TRS, BJP on the TDP prowl
The eagerly-awaited Union Cabinet expansion effected on Sunday by Narendra Modi and the decision not to accommodate anyone from Telangana State is a...
The eagerly-awaited Union Cabinet expansion effected on Sunday by Narendra Modi and the decision not to accommodate anyone from Telangana State is a clear indication that the saffron party would now focus on improving its strength in the new catchment areas as part of Amit Shah’s ambitiously chalked out ‘Mission 350+’.
Having notched up extraordinary electoral conquests in big north Indian states, the party, bolstered by this new-found equation, is apparently keen to reinvigorate strategies in such a way that it would emerge as a force to be reckoned with down South as also in the eastern States.
Shah, the party’s proven master strategist, is learnt to have cautioned his party leaders at every level that frequent surveys would be conducted to get a feel of the “pulse from the ground” and plans would be worked according to the relative strengths and weaknesses as an effective means to strengthen to either penetrate into newer horizons or consolidate the existing string bases.
Evidence of a shift in this strategy can be gleaned from BJP's recent major picks to consolidate the party's electoral standing and further its social engineering experiments. It has decided to make one central leader as in-charge of five Lok Sabha constituencies and the Assembly segments under it. Consequently, Ram Madhav will be in-charge of North Telangana while Narendra Tomar will look after South Telangana affairs.
Shah, saddened by the absence of a charismatic BJP state-level leader, who could take KCR head-on, has already rolled out a draft blueprint for the Lok Sabha elections, which he himself will oversee. The blueprint will have to be implemented by the State unit with leaders putting aside their petty ego-clashes.
“The approach should be ruthless,” he thundered in a tone that signaled that he would not spare the non-performers. The Telangana Vimochana Yatra, launched by BJP state president K Laxman, and which entered Hyderabad on Sunday, is said to be a curtain-raiser for the bigger things that are in the pipeline and which would unfold in the second fortnight or somewhere around September 17, which the local unit has demanded the State Government to officially declare it as Hyderabad Liberation day.

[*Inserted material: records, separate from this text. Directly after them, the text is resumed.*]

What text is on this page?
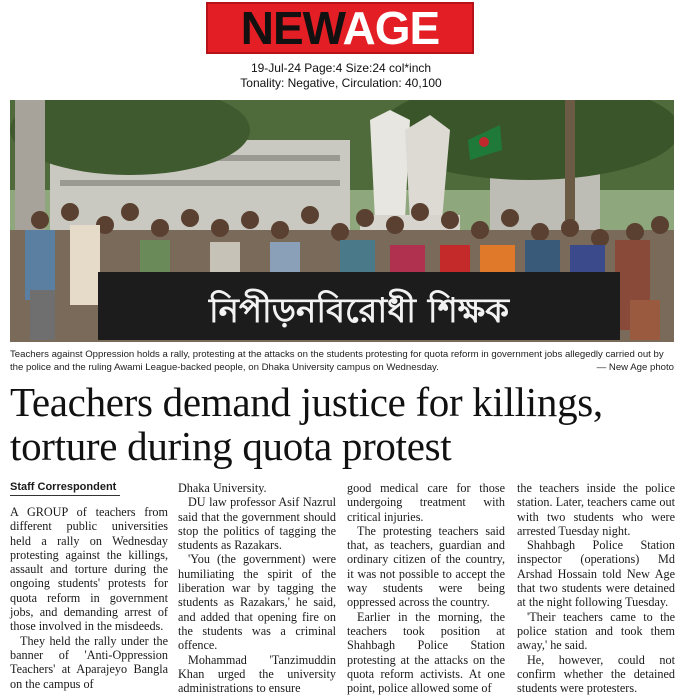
NEWAGE
19-Jul-24 Page:4 Size:24 col*inch
Tonality: Negative, Circulation: 40,100
নিপীড়নবিরোধী শিক্ষক
Teachers against Oppression holds a rally, protesting at the attacks on the students protesting for quota reform in government jobs allegedly carried out by the police and the ruling Awami League-backed people, on Dhaka University campus on Wednesday.	— New Age photo
Teachers demand justice for killings,
torture during quota protest
Staff Correspondent

A GROUP of teachers from different public universities held a rally on Wednesday protesting against the killings, assault and torture during the ongoing students' protests for quota reform in government jobs, and demanding arrest of those involved in the misdeeds.

They held the rally under the banner of 'Anti-Oppression Teachers' at Aparajeyo Bangla on the campus of

Dhaka University.

DU law professor Asif Nazrul said that the government should stop the politics of tagging the students as Razakars.

'You (the government) were humiliating the spirit of the liberation war by tagging the students as Razakars,' he said, and added that opening fire on the students was a criminal offence.

Mohammad 'Tanzimuddin Khan urged the university administrations to ensure

good medical care for those undergoing treatment with critical injuries.

The protesting teachers said that, as teachers, guardian and ordinary citizen of the country, it was not possible to accept the way students were being oppressed across the country.

Earlier in the morning, the teachers took position at Shahbagh Police Station protesting at the attacks on the quota reform activists. At one point, police allowed some of

the teachers inside the police station. Later, teachers came out with two students who were arrested Tuesday night.

Shahbagh Police Station inspector (operations) Md Arshad Hossain told New Age that two students were detained at the night following Tuesday.

'Their teachers came to the police station and took them away,' he said.

He, however, could not confirm whether the detained students were protesters.
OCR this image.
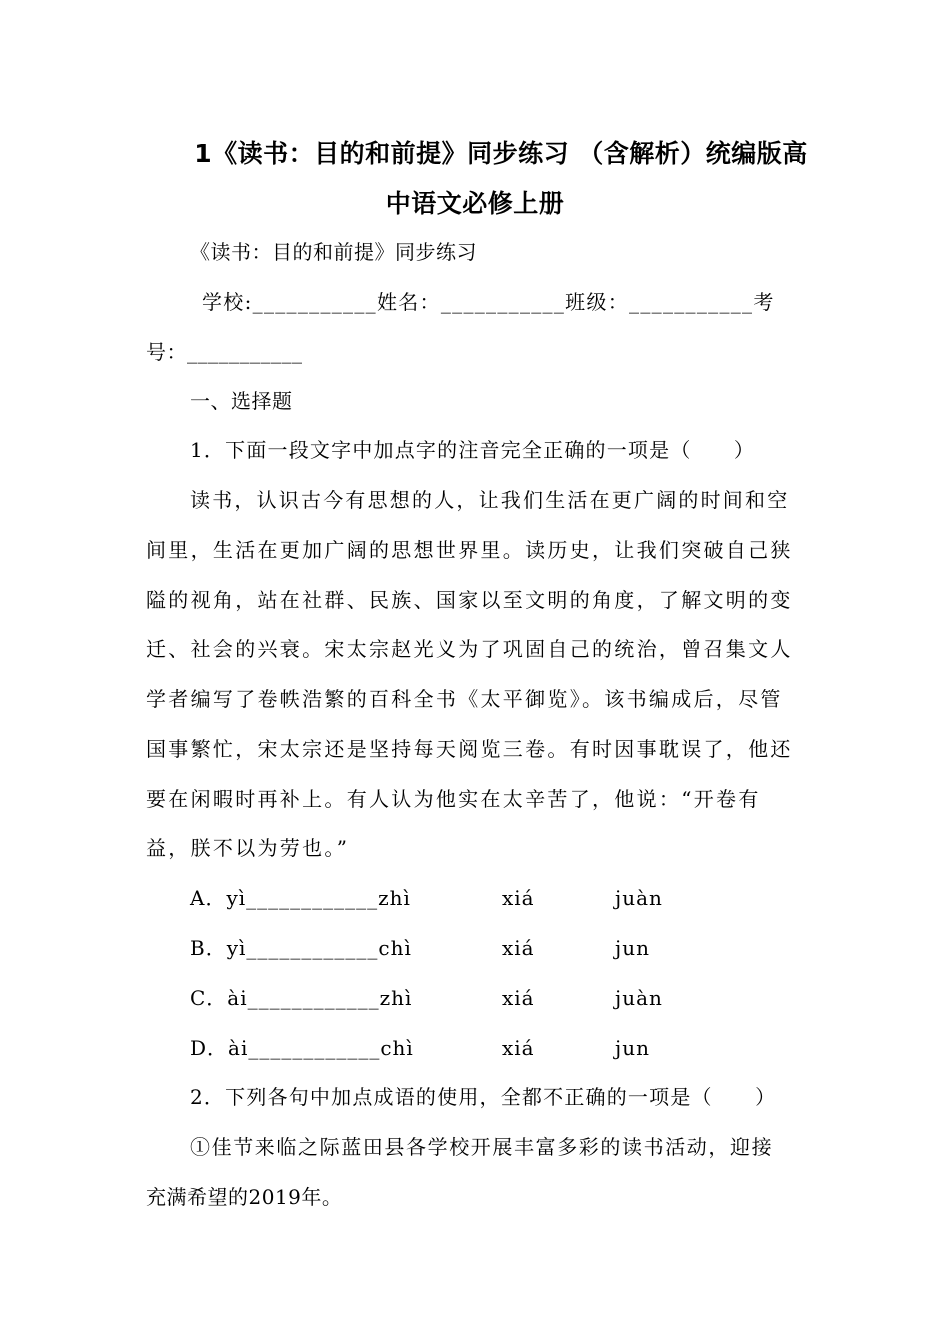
1《读书：目的和前提》同步练习 （含解析）统编版高
中语文必修上册
《读书：目的和前提》同步练习
学校:___________姓名：___________班级：___________考
号：___________
一、选择题
1．下面一段文字中加点字的注音完全正确的一项是（　　）
读书，认识古今有思想的人，让我们生活在更广阔的时间和空
间里，生活在更加广阔的思想世界里。读历史，让我们突破自己狭
隘的视角，站在社群、民族、国家以至文明的角度，了解文明的变
迁、社会的兴衰。宋太宗赵光义为了巩固自己的统治，曾召集文人
学者编写了卷帙浩繁的百科全书《太平御览》。该书编成后，尽管
国事繁忙，宋太宗还是坚持每天阅览三卷。有时因事耽误了，他还
要在闲暇时再补上。有人认为他实在太辛苦了，他说：“开卷有
益，朕不以为劳也。”
A．yì____________zhì	xiá	juàn
B．yì____________chì	xiá	jun
C．ài____________zhì	xiá	juàn
D．ài____________chì	xiá	jun
2．下列各句中加点成语的使用，全都不正确的一项是（　　）
①佳节来临之际蓝田县各学校开展丰富多彩的读书活动，迎接
充满希望的2019年。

With the Cabinet reshuffle done and dusted and things having fallen in place, Ram Madhav would now be asked to devote his time on implementing political strategies in the State. The state BJP has cast its eyes on the TDP cadre, which is groping in the dark, as it does not have a leader who can pull them out of political wilderness. The BJP wants to take advantage of this and is said to be in the process of roping them into the party fold.
The TDP cadre being a disciplined party as compared to Congress, it feels that it would be easy to win them over. In fact a lot of behind the scene activity has been set in motion and that was the reason why many party leaders at the district level mustered the courage to tell the TDP Telangana unit executive committee that they would soon quit the yellow party.
So far so good!
But then there is one glitch which may delay the process of large scale migrations into the TBJP. While the TTDP leaders agree that the saffron party is better placed comparatively speaking, the main problem is that it is not willing to give the kind of assurances they want before they take the final plunge.
They cite the example of Politburo member Nagam Janardhan Reddy. He left TTDP and joined the BJP but lost all his importance and has been sulking for a long time. The saffron party has been encouraging only those who have been loyal to party and not the leaders or cadre who joined them later. Even Laxman is not in a position to give any clear assurance in this regard.
Unless the national BJP president resolves this issue, inflow from other parties will not begin. In fact, even the TRS wants to poach the TTDP rank and file but even they cannot offer any tangible assurances with regard to positions. “What is our future? Leaders like E Dayakar Rao who joined TRS have been relegated to the background,” is a common refrain of such aya rams and gaya rams.
“Yes, the doors are wide open, the army is ready to move in, but the big question is placement. We are not willing to be used as soldiers who fight and stay out in the barracks,” goes the orchestrated remark, much to the embarrassment of TRS and BJP managers.